JPUSA will connect commune members and participants in their programs to mental health services. They’ll also cover the cost of treatment. The rules and standards for behavior people are held to aren’t arbitrary, nor are they enforced strictly in black-and-white.
While Friendly Towers is a separate facility from housing for JPUSA members, it’s in the same building and they share parts of the property. Residents of Friendly Towers are welcome to participate in JPUSA events. The minimum age for residents of Friendly Towers is 55 and plenty of the JPUSA members are now over 70.
All commune members are financially poor. If they were doing the same work for an unrelated business they would earn considerably more money. In certain ways they live a middle class lifestyle – they have financial stability, with all of their needs met. In terms of the social determinants of health they’re probably among the best off in the US.
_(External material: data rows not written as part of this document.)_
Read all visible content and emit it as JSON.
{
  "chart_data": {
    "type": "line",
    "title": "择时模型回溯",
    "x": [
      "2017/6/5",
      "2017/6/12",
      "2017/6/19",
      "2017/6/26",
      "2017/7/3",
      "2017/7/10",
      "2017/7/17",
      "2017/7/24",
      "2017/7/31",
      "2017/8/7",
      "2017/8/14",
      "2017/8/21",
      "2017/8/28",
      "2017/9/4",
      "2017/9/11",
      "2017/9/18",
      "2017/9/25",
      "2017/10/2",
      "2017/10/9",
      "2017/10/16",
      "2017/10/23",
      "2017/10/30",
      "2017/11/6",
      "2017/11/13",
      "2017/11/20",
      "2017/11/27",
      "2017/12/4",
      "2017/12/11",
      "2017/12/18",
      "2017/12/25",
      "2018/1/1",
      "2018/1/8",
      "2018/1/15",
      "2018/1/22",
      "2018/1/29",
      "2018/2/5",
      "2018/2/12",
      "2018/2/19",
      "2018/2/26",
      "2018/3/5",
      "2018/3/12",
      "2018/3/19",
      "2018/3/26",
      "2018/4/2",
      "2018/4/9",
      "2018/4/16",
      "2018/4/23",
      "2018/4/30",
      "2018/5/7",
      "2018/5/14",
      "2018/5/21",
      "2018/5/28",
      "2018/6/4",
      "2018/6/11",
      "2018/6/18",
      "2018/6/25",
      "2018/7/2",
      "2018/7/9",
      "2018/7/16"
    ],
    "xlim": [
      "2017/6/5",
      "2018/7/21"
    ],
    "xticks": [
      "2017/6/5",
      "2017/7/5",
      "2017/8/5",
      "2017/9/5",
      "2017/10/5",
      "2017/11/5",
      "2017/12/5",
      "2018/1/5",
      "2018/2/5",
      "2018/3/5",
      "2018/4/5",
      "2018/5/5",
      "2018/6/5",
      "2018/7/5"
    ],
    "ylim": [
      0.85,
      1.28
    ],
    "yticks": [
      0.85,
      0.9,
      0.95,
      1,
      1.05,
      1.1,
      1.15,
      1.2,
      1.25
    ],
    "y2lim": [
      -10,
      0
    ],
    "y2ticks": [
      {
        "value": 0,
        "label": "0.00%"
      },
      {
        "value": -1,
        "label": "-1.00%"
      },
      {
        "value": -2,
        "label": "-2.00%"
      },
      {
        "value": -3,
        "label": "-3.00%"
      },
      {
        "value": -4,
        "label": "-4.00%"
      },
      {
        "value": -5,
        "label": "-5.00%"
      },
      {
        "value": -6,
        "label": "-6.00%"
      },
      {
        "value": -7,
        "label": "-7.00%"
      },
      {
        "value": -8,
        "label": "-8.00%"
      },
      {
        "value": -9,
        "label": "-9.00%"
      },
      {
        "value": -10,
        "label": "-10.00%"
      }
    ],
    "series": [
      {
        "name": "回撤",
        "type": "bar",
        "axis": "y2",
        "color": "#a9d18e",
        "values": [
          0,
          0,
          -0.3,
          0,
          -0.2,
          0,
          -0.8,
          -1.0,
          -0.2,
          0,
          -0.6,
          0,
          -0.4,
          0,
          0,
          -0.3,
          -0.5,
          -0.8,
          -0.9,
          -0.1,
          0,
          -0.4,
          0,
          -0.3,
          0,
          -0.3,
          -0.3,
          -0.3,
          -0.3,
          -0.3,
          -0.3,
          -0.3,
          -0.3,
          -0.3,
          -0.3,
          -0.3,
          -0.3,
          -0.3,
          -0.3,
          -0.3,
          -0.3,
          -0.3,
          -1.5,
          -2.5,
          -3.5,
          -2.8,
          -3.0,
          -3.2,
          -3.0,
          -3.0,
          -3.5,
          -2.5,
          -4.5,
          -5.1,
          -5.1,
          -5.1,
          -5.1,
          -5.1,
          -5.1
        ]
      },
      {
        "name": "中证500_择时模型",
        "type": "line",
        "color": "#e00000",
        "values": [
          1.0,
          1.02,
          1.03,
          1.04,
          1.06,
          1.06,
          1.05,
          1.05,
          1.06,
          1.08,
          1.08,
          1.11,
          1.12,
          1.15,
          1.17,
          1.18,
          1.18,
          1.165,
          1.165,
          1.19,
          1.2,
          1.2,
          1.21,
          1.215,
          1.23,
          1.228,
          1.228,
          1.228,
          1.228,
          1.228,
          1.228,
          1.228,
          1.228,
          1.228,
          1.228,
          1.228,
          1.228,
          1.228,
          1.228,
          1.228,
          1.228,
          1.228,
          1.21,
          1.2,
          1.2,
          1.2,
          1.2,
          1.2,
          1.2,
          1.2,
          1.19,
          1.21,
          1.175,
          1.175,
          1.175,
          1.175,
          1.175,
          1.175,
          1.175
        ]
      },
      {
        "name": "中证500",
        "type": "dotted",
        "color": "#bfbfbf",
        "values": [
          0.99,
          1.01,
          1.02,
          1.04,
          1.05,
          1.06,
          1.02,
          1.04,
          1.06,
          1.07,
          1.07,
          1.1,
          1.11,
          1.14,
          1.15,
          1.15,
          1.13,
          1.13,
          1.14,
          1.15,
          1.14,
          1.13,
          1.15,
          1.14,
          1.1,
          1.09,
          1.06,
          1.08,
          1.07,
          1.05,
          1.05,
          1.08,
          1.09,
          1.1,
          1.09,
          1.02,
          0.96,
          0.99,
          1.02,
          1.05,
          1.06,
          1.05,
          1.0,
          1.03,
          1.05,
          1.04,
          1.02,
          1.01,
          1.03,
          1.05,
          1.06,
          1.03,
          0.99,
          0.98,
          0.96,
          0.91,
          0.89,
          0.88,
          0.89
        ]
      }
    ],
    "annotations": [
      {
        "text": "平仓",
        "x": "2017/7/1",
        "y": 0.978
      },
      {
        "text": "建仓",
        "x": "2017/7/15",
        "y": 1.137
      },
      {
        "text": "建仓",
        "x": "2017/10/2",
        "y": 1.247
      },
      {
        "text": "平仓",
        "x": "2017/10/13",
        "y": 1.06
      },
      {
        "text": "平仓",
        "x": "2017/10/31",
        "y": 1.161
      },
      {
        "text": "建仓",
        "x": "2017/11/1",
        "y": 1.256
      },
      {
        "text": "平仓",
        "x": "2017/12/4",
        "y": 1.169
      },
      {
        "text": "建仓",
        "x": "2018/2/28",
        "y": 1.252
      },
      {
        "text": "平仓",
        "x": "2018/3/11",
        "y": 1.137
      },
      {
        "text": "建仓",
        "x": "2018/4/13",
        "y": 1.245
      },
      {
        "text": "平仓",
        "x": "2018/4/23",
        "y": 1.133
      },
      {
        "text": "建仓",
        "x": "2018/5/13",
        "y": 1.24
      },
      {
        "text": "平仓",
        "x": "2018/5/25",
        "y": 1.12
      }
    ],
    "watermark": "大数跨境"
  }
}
I visited JPUSA back in 2018, when I was looking to uncover best practices for care work. It’s interesting to see that while Geel comes up in my notes, the way people with mental and physical disabilities lived within the commune and participated in their programs wasn’t something I zoomed in on. It was later, as I visited other projects and spoke to more people, that this aspect of JPUSA came to stand out as unique.
This borrows heavily from something I wrote back in 2018, shortly after my visit.